Why ditching the carbs may not be a great idea



Cutting out the carbs – We need carbs for many important roles in the body therefore drastically cutting out carbs, particularly for long periods of time, can negatively influence gut health, mood, adrenal function and even thyroid health which may lead to symptoms of extreme fatigue, worsened anxiety and difficulty losing weight. Low carb diets can reduce the hormone insulin which is required for the conversion of inactive thyroid hormone T4 to T3 and chronic low carb diets may influence thyroid hormones and thyroid function.


A low carb diet can increase cortisol levels which can heighten anxiety and stress which is why low carb diets are a potential adrenal stressor and why many people crave carbohydrates when they are feeling stressed or tired. Good quality carbs e.g. wholegrains, legumes, fruits and veggies help decrease cortisol and increase GABA, a calming hormone often low in adrenal fatigue.


Carbohydrates are a good source of prebiotics, the necessary fuel our beneficial gut microbes require to help keep us healthy and for the production of anti inflammatory beneficial compounds called Short Chain Fatty Acids that we need for general health and well being.


By all means cut back on the unnecessary ultra-processed refined carbs which tend to be low in fibre and nutrients but be sure to include beneficial carbs such as whole grains, legumes, fruits and veggies as these are important for our gut microbes and general health and well being.





How many carbs should we be eating?


Carb intake varies significantly depending on age, size and activity level. As a very general guide aim for an average of 45% - 65% of your total calories from carbohydrates. Going lower than 30% carbohydrate intake particularly long term is not recommended for most people.

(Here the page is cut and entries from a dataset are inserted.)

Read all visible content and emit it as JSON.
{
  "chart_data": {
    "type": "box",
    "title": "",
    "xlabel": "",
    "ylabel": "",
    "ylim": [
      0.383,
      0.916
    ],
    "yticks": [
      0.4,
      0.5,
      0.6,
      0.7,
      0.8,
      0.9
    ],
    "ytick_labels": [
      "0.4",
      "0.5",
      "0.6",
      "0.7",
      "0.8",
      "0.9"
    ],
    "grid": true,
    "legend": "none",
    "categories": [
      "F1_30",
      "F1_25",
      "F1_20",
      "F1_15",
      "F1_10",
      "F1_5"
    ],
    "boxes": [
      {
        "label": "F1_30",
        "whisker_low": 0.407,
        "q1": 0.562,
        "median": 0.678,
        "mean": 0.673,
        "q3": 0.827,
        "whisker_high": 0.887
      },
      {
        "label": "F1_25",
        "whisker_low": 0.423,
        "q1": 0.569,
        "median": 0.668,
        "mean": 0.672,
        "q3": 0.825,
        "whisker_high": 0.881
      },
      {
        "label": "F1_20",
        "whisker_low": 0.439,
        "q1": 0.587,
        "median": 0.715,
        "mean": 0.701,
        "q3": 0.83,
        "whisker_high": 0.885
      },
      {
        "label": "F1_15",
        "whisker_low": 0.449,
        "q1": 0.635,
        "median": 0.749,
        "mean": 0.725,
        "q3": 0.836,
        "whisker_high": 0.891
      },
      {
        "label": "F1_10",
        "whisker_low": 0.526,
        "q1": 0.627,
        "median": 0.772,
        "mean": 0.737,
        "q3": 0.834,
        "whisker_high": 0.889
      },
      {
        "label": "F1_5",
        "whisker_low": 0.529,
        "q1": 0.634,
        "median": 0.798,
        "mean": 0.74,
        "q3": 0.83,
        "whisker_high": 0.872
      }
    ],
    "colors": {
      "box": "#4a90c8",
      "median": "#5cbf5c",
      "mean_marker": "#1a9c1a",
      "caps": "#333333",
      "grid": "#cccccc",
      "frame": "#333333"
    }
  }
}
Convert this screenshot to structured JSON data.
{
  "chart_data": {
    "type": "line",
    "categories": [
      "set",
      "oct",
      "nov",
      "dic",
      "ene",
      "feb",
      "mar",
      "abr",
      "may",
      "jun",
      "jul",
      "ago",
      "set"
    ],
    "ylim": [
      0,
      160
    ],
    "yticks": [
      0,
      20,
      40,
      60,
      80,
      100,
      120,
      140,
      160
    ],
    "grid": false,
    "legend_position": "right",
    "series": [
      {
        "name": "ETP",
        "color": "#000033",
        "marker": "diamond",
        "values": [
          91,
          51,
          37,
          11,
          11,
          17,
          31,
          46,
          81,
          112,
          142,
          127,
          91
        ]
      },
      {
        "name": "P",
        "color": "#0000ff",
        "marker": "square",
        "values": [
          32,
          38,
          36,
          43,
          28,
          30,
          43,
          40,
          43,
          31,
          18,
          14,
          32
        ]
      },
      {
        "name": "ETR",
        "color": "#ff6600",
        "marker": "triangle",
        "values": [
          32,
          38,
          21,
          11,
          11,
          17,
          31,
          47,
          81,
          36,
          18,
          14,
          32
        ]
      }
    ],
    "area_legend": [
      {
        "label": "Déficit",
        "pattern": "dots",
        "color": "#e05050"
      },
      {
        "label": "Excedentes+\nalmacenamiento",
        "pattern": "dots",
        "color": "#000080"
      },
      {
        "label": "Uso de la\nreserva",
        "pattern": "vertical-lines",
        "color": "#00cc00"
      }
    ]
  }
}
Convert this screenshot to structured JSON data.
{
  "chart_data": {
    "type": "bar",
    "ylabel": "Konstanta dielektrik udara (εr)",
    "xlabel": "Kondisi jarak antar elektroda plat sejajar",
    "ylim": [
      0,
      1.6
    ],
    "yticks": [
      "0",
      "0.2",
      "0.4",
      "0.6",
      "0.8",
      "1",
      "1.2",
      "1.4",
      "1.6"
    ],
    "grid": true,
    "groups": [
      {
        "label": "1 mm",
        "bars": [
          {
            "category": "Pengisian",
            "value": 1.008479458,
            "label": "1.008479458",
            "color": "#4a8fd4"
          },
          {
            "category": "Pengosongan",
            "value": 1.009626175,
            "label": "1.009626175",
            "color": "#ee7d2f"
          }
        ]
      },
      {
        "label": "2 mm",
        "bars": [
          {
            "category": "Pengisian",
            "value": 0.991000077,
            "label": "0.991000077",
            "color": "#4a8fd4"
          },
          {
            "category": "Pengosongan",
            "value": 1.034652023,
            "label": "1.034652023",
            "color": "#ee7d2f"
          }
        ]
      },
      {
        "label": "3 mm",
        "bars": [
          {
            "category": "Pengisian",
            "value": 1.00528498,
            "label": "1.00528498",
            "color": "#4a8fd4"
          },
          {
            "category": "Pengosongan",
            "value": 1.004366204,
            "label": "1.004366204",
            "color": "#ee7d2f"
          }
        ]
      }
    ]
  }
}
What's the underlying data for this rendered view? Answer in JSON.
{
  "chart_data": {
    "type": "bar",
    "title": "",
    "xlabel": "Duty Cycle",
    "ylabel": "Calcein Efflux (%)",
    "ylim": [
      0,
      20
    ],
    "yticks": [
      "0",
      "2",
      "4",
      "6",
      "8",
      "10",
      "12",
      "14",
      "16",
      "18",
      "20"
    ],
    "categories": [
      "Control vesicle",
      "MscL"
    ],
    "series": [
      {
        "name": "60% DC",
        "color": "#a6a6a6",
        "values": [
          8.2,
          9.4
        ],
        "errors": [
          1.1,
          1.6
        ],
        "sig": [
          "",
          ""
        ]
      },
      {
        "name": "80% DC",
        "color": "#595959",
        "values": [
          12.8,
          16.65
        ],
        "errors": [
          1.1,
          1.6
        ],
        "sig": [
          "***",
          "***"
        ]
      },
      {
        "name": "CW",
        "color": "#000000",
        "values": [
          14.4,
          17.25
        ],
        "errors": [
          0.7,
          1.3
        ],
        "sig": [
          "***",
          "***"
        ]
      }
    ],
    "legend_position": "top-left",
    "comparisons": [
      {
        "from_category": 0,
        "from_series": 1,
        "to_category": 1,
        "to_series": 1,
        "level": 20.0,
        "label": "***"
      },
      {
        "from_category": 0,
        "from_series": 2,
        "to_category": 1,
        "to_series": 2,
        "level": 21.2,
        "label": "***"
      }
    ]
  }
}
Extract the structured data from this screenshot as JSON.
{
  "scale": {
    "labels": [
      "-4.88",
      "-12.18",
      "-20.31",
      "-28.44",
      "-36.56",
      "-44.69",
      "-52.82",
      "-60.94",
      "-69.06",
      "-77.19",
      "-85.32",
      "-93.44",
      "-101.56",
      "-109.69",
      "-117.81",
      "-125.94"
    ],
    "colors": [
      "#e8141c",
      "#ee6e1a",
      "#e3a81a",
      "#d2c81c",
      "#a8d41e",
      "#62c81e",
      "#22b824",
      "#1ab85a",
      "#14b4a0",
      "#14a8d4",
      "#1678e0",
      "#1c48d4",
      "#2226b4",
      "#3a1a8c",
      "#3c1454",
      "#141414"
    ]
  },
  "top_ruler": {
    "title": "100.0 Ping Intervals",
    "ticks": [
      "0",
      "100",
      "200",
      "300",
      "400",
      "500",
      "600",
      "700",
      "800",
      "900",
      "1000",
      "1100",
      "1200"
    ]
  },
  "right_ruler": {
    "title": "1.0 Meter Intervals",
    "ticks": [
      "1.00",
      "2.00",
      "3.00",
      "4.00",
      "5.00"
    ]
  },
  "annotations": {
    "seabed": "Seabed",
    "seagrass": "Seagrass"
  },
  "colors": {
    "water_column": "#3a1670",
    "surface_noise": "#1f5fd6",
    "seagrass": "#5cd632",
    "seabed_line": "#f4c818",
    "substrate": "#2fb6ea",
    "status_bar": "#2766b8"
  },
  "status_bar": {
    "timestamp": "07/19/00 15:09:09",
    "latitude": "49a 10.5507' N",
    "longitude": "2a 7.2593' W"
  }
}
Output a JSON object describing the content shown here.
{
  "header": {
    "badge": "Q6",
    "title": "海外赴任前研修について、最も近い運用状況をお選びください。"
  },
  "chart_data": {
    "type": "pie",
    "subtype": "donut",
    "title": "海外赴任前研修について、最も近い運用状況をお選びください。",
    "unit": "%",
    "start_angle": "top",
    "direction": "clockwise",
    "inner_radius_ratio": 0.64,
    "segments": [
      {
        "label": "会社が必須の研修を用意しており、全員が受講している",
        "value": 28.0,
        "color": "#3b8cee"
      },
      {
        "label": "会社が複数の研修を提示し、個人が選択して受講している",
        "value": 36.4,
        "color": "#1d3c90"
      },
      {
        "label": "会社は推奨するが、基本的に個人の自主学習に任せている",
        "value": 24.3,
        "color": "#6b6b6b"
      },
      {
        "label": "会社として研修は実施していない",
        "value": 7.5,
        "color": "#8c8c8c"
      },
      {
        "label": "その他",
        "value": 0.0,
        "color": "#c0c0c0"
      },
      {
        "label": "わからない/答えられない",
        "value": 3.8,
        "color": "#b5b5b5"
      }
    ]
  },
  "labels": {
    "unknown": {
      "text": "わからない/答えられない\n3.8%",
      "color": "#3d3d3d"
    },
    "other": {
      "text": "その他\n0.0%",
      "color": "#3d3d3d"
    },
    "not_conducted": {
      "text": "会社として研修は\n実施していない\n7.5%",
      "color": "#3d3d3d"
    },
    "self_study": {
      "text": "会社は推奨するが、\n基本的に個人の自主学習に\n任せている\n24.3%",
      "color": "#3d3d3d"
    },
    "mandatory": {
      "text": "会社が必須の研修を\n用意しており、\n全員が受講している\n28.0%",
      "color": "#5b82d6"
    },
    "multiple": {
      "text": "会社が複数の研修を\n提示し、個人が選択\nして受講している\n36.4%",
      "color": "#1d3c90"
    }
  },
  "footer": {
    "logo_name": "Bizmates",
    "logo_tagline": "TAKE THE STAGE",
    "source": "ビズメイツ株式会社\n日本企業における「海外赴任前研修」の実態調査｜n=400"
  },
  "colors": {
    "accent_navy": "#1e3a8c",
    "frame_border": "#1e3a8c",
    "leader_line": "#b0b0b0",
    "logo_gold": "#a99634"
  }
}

Small, elderly and sedentary people or those needing to lose weight may need less calories and it is therefore always recommended to speak to a nutritionist to determine what is best for you.




What should we include more of in 2022?

The latest evidence tells us that the diversity of food in the diet, particularly plant based, is key to general health and wellness. Look to include at least 30 different types of plant based foods a week to increase the diversity in your diet.

Aim to include more of the following -

Wholegrains – E.g.Oats, Rye, barley, wholewheat

Legumes – E.g. Chickpeas, blackbeans, lentils, peas

Nuts and seeds – E.g. Almonds, walnuts, brazil nuts, flaxseed, hemp, chia, pumpkin seeds

Brightly coloured fruits and vegetables - E.g. Leafy greens, capsicum, carrots, pumpkin, tomatoes, beets, cauliflower, berries, citrus, pears

Herbs and Spices - E.g. Rosemary, basil, turmeric, cumin, mustard seeds, garlic, chilli

Omega 3 – E.g. fatty fish – sardines, salmon, tuna, anchovies, walnuts, chia, flaxseed


The greatest predictor of a healthy gut microbiome and good health is the diversity of plant foods in the diet.